Quels sont vos projets d’avenir ?

Tout d’abord, j’attends avec grande impatience la réponse des équipes suédoises concernant mon protocole avec les oies naines. Si leur réponse est positive, cela nous permettra à tous d’avancer dans le bon sens. Deuxièmement, j’ai hâte que le film de Nicolas Vanier sorte sur les écrans en octobre 2019. Je suis certain que cette histoire romancée qui est la mienne fera bouger les lignes et éveillera les consciences. Troisièmement, j’ai envie d’étendre mes activités dans ma ferme dans le Cantal. Nous avons une ferme sur un terrain de 25 hectares. Mon idée est de recréer des biotopes pour les oiseaux, les batraciens et les amphibiens. Concrètement, je souhaite « re-naturer » des espaces et créer des zones de vie en plantant des espèces végétales pour nourrir les oiseaux, en installant des nichoirs, en creusant des retenues d’eau comme des étangs et des marécages. Voilà ce qui me tient à cœur pour les prochains mois et années à venir.

 

Quels sont les messages que vous aimeriez partager avec les membres de la communauté Shamengo ?
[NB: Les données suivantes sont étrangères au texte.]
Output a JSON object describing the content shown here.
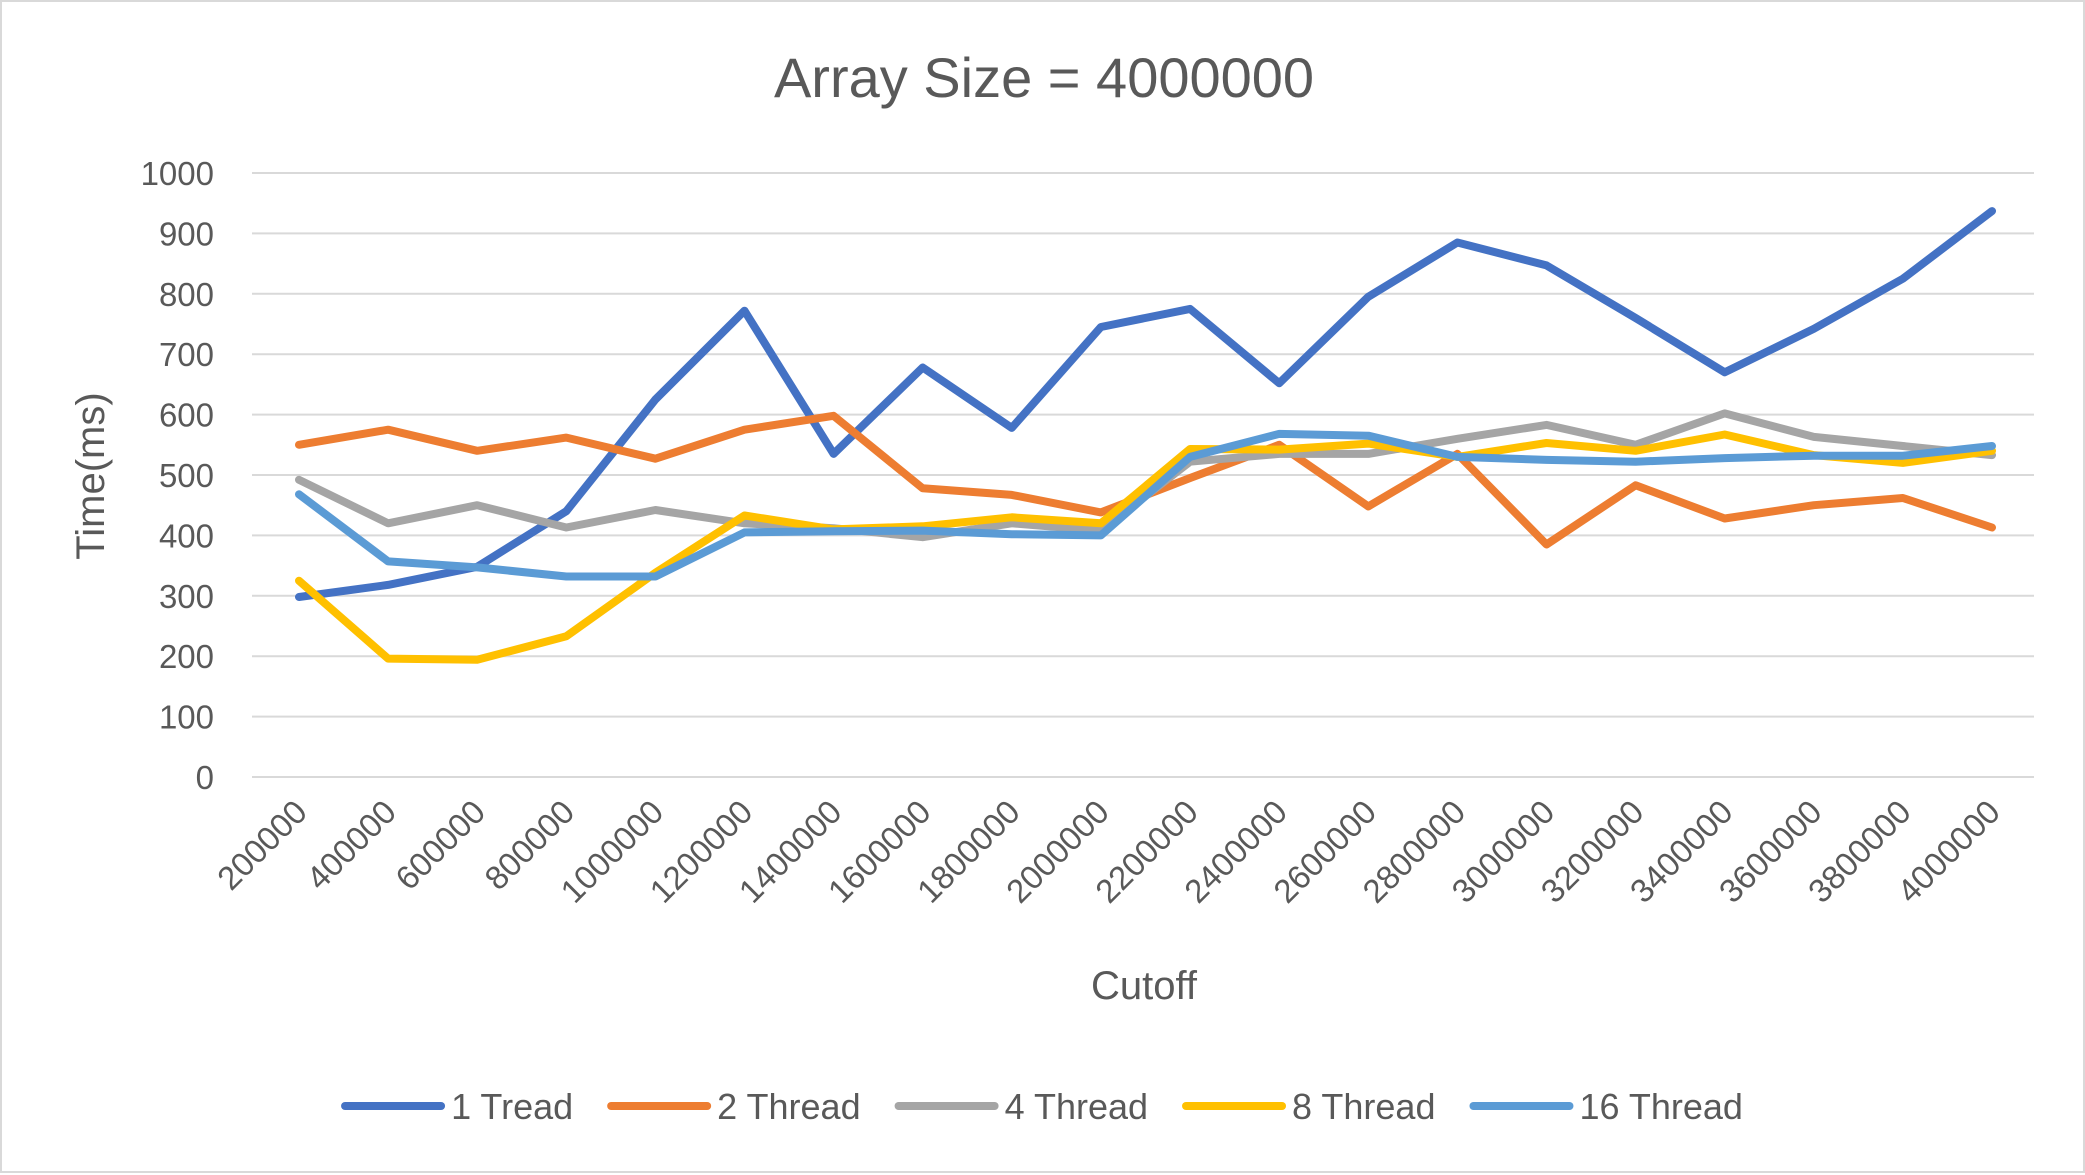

Dans une société dominée par le capitalisme, il faut savoir rester à l’écoute du Beau, faire ce que l’on aime et contempler la nature. Aujourd’hui, j’encourage les gens à porter un gilet jaune. Nous n’avons plus le temps d’attendre les politiques pour changer le système. Il est urgent de modifier nos logiciels de pensée. Il est nécessaire que le peuple exprime sa colère, pacifiquement, pour récupérer de l’autonomie et changer les modes de la représentation démocratique. J’invite tous ceux et celles qui lisent cet interview à se couper des médias télévisuels et des radios du service public. Je recommande d’aller sur internet pour s’informer et dans la nature pour se ressourcer. Je revendique le fait d’être Gilet jaune. Ces derniers mois, j’étais sur les ronds-points. J’ai apprécié me retrouver avec des personnes que je ne connaissais pas, et qui partagent avec moi une vision et des objectifs communs pour créer la société que nous voulons demain. J’ai ressenti un vrai sentiment de fraternité.